I affected a nonchalant air and sauntered
out the way I’d come in, chiding myself for pulling such a sophomoric prank. A
woman nearing midlife, and a therapist to boot, should have better sense.
I imagined Marietta, my best friend,
wagging her finger in my face and, in the background, my entire caseload of patients doing the same.
The botched encounter squelched my sexy mood. I beat a path back to my car, the model swing to my hips transformed to a jerky retreat.
As I fumbled for my keys in my pricey, but deeply discounted,
Gucci bag, I knocked the pencil-thin strap from my shoulder. The bag bounced
on the asphalt. Bending to retrieve it, I popped the front button off my slacks.
“Shit!” I said, to no
one in particular.
Clambering back into the car, I stabbed
at the ignition, ramming the key home on the third try. I squirmed in the creamy-colored
leather seat as my expensive panties—the last of my extravagant purchases—now clammy, stuck where they shouldn’t.
“Shit! Shit!”
My hand dropped from the ignition
and I sank back into the seat, shoulders drooping, staring at Danny’s building, trussed up like a Thanksgiving turkey
in its framework of iron. Last month’s massive earthquake had certainly
taken its toll, not only on his building but on thousands of other structures in the San Fernando Valley.

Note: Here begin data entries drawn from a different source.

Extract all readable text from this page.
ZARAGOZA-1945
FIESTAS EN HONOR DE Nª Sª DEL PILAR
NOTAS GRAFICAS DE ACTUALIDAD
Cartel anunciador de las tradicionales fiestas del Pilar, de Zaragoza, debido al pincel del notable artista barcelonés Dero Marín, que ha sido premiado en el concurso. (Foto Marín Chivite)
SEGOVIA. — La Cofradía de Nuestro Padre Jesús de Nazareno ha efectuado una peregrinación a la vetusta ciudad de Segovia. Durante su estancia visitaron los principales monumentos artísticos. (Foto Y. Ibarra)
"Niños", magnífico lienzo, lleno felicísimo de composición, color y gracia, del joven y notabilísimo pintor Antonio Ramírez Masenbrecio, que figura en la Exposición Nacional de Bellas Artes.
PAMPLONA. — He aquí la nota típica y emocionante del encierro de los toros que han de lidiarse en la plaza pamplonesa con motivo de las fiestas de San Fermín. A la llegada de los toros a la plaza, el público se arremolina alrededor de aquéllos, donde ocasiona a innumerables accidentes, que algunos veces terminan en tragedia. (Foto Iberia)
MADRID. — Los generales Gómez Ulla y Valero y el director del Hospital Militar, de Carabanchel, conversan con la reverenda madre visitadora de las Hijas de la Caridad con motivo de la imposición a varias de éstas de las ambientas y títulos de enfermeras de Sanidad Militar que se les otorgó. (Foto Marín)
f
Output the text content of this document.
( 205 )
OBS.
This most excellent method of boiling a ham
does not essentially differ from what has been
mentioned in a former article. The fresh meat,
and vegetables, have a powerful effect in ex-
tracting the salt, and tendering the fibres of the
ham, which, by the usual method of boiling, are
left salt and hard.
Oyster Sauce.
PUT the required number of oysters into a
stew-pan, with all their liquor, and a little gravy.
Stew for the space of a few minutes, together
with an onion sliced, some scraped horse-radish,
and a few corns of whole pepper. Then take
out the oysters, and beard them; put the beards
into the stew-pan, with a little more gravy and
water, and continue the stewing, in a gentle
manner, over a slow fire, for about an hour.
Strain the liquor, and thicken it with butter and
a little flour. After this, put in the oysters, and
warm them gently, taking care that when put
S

God must have foreseen my foolish
plan to track down an old flame and arranged an appropriate natural disaster to subvert it.
Seemed a shame, though, to sacrifice all that property just to get rid of one directory and keep me on the straight
and narrow.
I snapped back to reality when I
saw the creepy old guard crossing the tarmac toward my car. God forbid that I
had parked in Danny’s private space. I glanced at my watch.
Damn, how did it get to be eleven? Harold was going to be pissed.
Turning the ignition key, I slammed
down the gas pedal, nearly bowling over the ancient guard as I squealed out of the parking lot.